Deutlich unterhaltsamer fiel samstags die multimediale Inszenierung „Der Luther-Moment“ aus. Lediglich die Entscheidung, dass diese Veranstaltung weit nach Beginn der Ausgangssperre stattfand (23 Uhr), stieß bei einigen Wormsern auf Unmut. Dennoch muss man festhalten, dass „Der Luther-Moment“ für Worms ein Glücksfall war und dieser – im Gegensatz zum glanzlosen Festakt – die Lutherstadt Worms bzw. die Dreifaltigkeitskirche im wahrsten Sinne des Wortes in würdigem Licht erstrahlen ließ. Natürlich wäre das Spektakel aus Licht und Ton vor Ort mit rund 3.000 eingeplanten Zuschauern ein deutlich anderes Erlebnis geworden, so musste man sich mit einer Live Übertragung begnügen. Aber auch als TV-Spektakel sorgte die rund einstündige Inszenierung für beeindruckende Momente. Inhaltlich ging es selbstverständlich um Luthers Thesen und die Folgen vor dem Wormser Reichstag. In einer etwas pathetischen Inszenierung verwies man am Ende zudem auf Menschen, die im Sinne von „Gewissen und Protest“ für eben jene Luther Momente stehen. Für Verwunderung sorgte in diesem Kontext der zweimalige Werbeauftritt des Wormser Geschäftsmannes Pietro Vannini. Der bekam vom gebührenfinanzierten SWR gleich zweimal die Möglichkeit, sein Luther Eis zu promoten. Schade, dass der SWR nicht auch anderen Wormser Lutherprodukten, wie dem Lutherbrot von Kaisers Feinkost, eine kostenlose Werbefläche bot.

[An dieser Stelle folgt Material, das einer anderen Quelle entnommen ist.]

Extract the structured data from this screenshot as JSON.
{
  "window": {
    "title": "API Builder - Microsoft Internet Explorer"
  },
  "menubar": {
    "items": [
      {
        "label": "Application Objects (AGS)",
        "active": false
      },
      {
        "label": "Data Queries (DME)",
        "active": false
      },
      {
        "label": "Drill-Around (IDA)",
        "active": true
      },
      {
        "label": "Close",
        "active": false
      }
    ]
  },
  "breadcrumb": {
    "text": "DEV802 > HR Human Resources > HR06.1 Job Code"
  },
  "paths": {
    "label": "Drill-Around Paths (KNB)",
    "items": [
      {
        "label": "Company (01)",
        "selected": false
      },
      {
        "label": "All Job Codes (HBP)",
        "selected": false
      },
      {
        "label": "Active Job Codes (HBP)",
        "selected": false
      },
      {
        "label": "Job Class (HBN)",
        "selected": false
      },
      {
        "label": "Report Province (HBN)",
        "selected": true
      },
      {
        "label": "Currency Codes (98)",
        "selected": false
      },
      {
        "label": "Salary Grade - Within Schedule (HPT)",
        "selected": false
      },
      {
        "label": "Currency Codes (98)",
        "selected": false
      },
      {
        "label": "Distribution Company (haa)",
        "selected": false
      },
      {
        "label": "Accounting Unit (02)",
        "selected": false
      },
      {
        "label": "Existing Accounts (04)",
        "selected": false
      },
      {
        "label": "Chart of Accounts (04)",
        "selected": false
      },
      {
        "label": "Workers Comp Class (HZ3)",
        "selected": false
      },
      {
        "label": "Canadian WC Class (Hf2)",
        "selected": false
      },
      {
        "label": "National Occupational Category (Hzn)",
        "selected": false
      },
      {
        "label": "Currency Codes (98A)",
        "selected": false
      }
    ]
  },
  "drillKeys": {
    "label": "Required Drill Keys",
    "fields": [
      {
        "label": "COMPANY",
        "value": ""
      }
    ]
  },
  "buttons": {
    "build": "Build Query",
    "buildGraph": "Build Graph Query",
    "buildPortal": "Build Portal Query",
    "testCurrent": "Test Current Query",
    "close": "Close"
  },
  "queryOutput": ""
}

Kleine Luther Momente in Worms

Da Luthers Entscheidungen maßgebliche Folgen für die Entwicklung der Kirche hatten, kam es, dass auch der Mönch Luther mit einem Fernsehgottesdienst bedacht wurde. Ausgestrahlt vom ZDF, führte die junge Vikarin Franziska Schwarz durch den gesamten Gottesdienst, an dem auch Kirchenpräsident Volker Jung, Dekanin Jutta Herbert und Präses Ulrich Oelschläger mitwirkten. Volker Jung protestierte bei dem Gottesdienst deutlich gegen die Vereinnahmung Martin Luthers durch „Querdenker“ und „Corona-Leugner“. Genau diese Gruppen marschierten am selben Tag vor dem Luther Denkmal auf, um einmal mehr gegen die aktuelle Corona Politik zu protestieren. Angemeldet wurden ursprünglich zwei „Gottesdienste“ (ein weiterer war im Albert-Schulte-Park geplant) mit rund 750 Teilnehmern. Beide wurden aufgrund der geltenden Verordnungen und Allgemeinverfügung untersagt, dennoch fand sich ein kleiner Teil (ca. 50 Personen) Protestierender in Worms ein. Für positive Aufmerksamkeit sorgte Thomas Lebkücher, Leiter der Polizeiinspektion Worms, mit seiner Ansprache an die Demonstranten. Aufgenommen von zahlreichen Handys verbreitete sich die sympathisch, entspannte Ansprache des gebürtigen Wormsers schnell im Netz. Dort erntete er mit seiner Rede über christliche Nächstenliebe und die Bedeutung von Grundrechten viel Zuspruch. Zugleich sorgte er mit seinem beherzten Auftritt für einen kleinen Luther Moment. Dieser wird zwar nicht die Welt verändern, aber vielleicht den ein oder anderen verqueren Gedanken wieder in eine andere Richtung lenken.